Antivibration products and when to use them
- Damping pads (damping pads — series DP, blues foam, RCR, RP, RSR): placed under ventilation units, pumps (horizontal and vertical) or plumbing equipment. They absorb energy at the support point and are convenient for retrofits. Choice depends on rubber hardness, thickness and resistance to oil or liquids.
- Elastomeric mounts (rubber mounts / floor mounts — VIB, VIBS, etc.): designed for equipment that must be bolted to the floor (condensers, transformers, chillers). They combine mechanical restraint with isolation. There are seismic and non-seismic models depending on site requirements.
- Floor isolators (SM1, SM2, VSR1, VSR2): used under heavy machines on mezzanines or sensitive floors.

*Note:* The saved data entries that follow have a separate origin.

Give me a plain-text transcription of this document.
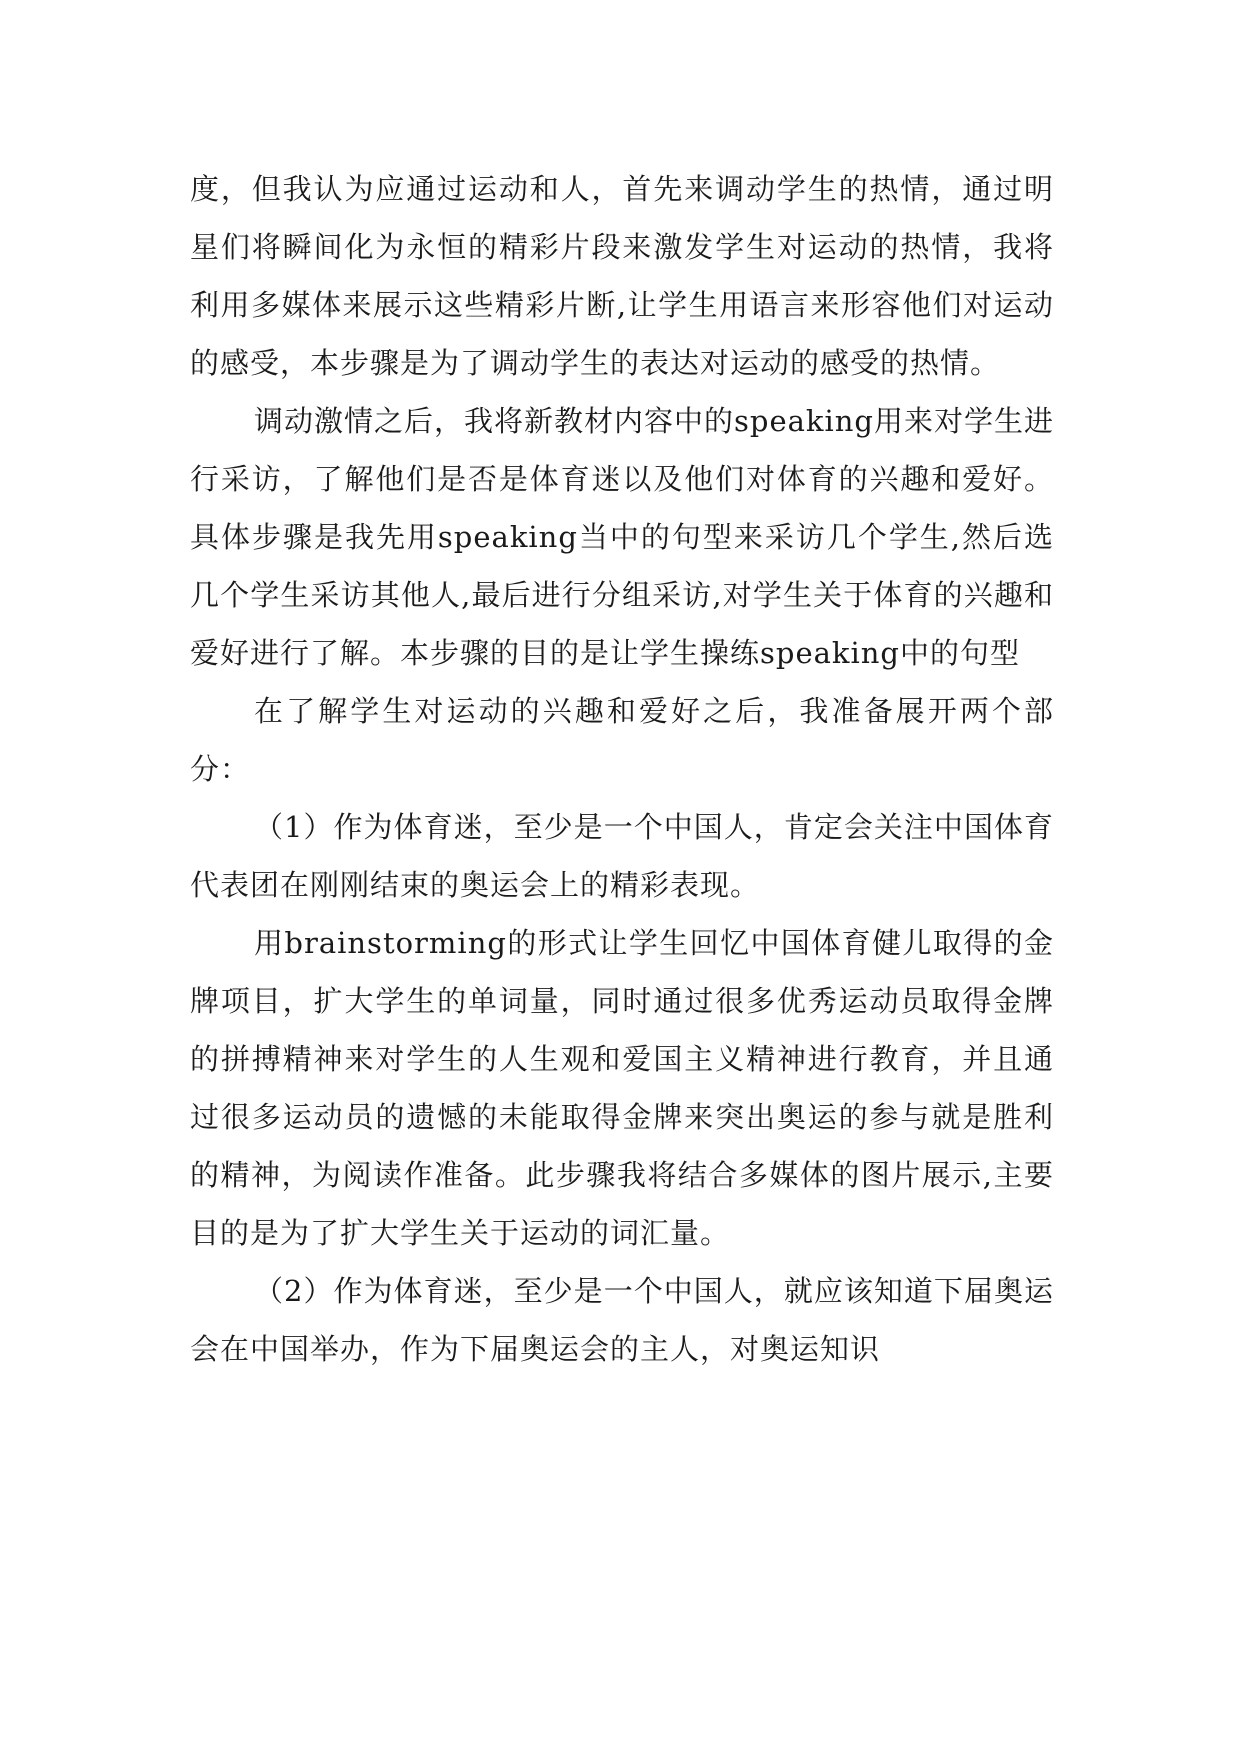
度，但我认为应通过运动和人，首先来调动学生的热情，通过明星们将瞬间化为永恒的精彩片段来激发学生对运动的热情，我将利用多媒体来展示这些精彩片断,让学生用语言来形容他们对运动的感受，本步骤是为了调动学生的表达对运动的感受的热情。

调动激情之后，我将新教材内容中的speaking用来对学生进行采访，了解他们是否是体育迷以及他们对体育的兴趣和爱好。具体步骤是我先用speaking当中的句型来采访几个学生,然后选几个学生采访其他人,最后进行分组采访,对学生关于体育的兴趣和爱好进行了解。本步骤的目的是让学生操练speaking中的句型

在了解学生对运动的兴趣和爱好之后，我准备展开两个部分：

（1）作为体育迷，至少是一个中国人，肯定会关注中国体育代表团在刚刚结束的奥运会上的精彩表现。

用brainstorming的形式让学生回忆中国体育健儿取得的金牌项目，扩大学生的单词量，同时通过很多优秀运动员取得金牌的拼搏精神来对学生的人生观和爱国主义精神进行教育，并且通过很多运动员的遗憾的未能取得金牌来突出奥运的参与就是胜利的精神，为阅读作准备。此步骤我将结合多媒体的图片展示,主要目的是为了扩大学生关于运动的词汇量。

（2）作为体育迷，至少是一个中国人，就应该知道下届奥运会在中国举办，作为下届奥运会的主人，对奥运知识
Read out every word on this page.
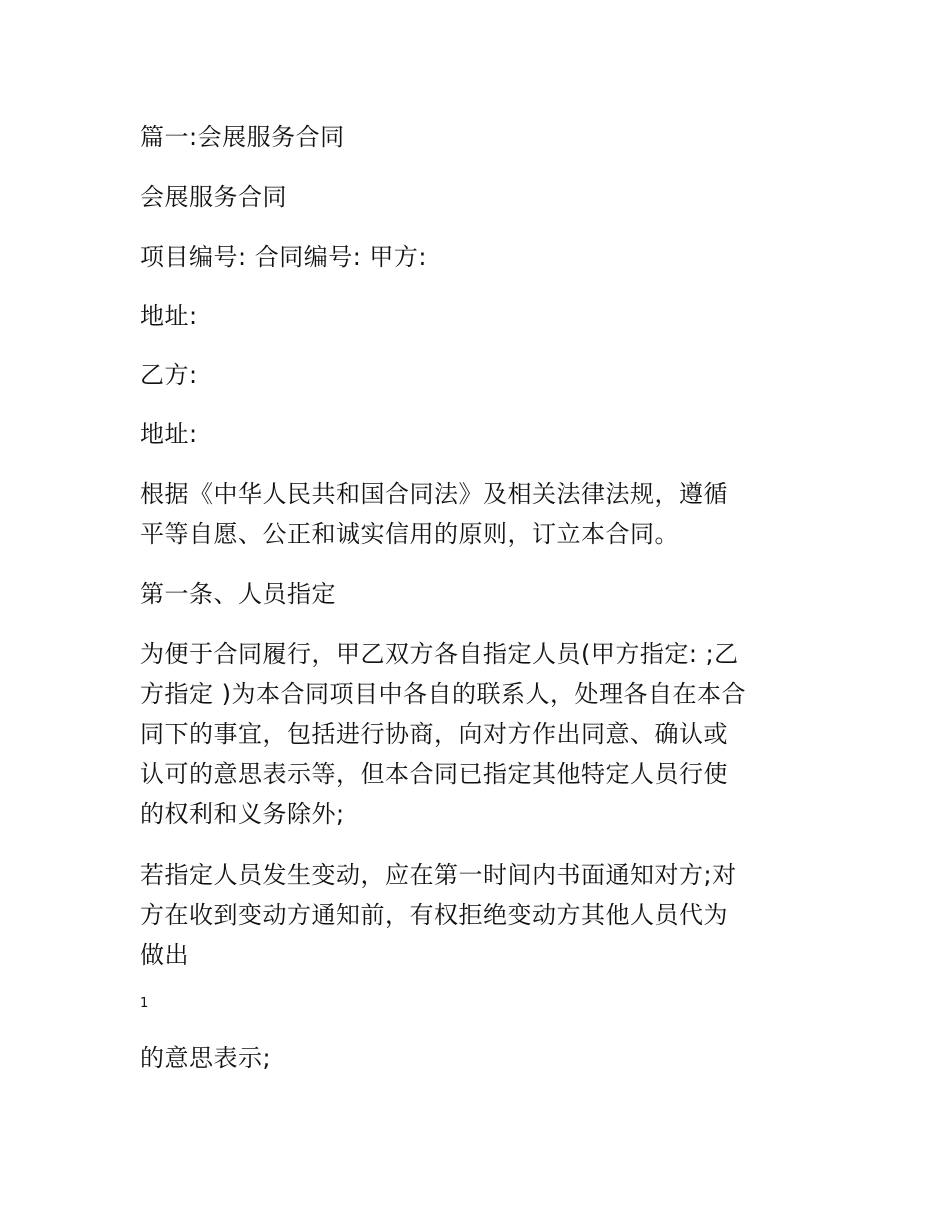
篇一:会展服务合同
会展服务合同
项目编号: 合同编号: 甲方:
地址:
乙方:
地址:
根据《中华人民共和国合同法》及相关法律法规，遵循
平等自愿、公正和诚实信用的原则，订立本合同。
第一条、人员指定
为便于合同履行，甲乙双方各自指定人员(甲方指定: ;乙
方指定 )为本合同项目中各自的联系人，处理各自在本合
同下的事宜，包括进行协商，向对方作出同意、确认或
认可的意思表示等，但本合同已指定其他特定人员行使
的权利和义务除外;
若指定人员发生变动，应在第一时间内书面通知对方;对
方在收到变动方通知前，有权拒绝变动方其他人员代为
做出
1
的意思表示;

These isolators provide deflection (e.g. 1″ or 2″) that is effective for low frequencies where simple foam is insufficient. They are preferred when the vibratory tonal content is critical.
- Hanger isolators (series EHD, SHE, SHM, SHL, etc.): intended for suspended equipment (fans, fan-coils, piping). They protect the slab and structure by absorbing transmitted vibrations. By default these isolators are not seismic — seismic cables must be added when building codes require them.
- Pump support (VPS model, seismic-approved): for vertical pumps; it secures the pump to the floor while attenuating vibration. It is recommended to install grommets and complementary pads (RSR) to absorb high frequencies.
- Seismic antivibration rail (aluminum extrusion): designed for rooftop units and heavy fans on roofs; it offers a recommended deflection (e.g. 1″) and adapts to various unit sizes and brands.
- Inertia base (custom): a solution for very powerful machines (boosters, large pumps, high-power fans). By increasing the support mass, the system dynamics change and transmitted vibration amplitude is reduced. These bases are sized according to machine horsepower and vibratory characteristics.
How to choose between acoustics and antivibration (or when to combine them)
The process always begins with measurement and analysis: determine whether the nuisance is air-borne (measured in dB, direct sound) or structure-borne (vibrations measurable in mm/s or m/s², tactile sensation, resonances). If the source vibrates strongly and transmissions are observed in the structure (floor shaking, piping “singing”), antivibration is the priority. If the problem is an airflow whistle or a sound radiating toward a façade or neighbor, acoustic treatments are the right approach.
In many cases — a pump that vibrates and “makes noise” — an effective solution combines both: mechanical isolation (pads, mounts, inertia base) to interrupt structure-borne transmission, followed by silencers, panels or enclosures to reduce the residual acoustic radiation.
Practical rules for implementation
- Measure before acting: set a quantified objective (dB reduction, vibration value not to exceed).
- Consider the environment: presence of oil, humidity, outdoor exposure — these factors guide material selection.
- Respect seismic requirements: some isolators are non-seismic and require cables or certified models depending on the building.
- Test after installation: measure again and adjust (change pad hardness, add mass, modify the enclosure).
Conclusion
Acoustics and antivibration address distinct but complementary needs. A successful intervention starts with a rigorous diagnosis: identify the source, measure the levels and choose the appropriate technology. In training, the goal is to give teams the tools to make the right diagnosis, select the right product (pads, mounts, hanger isolators, rails, silencers, panels, enclosures, inertia bases) and verify effectiveness after the work. Solutions exist — their performance depends on analysis and correct technical choices.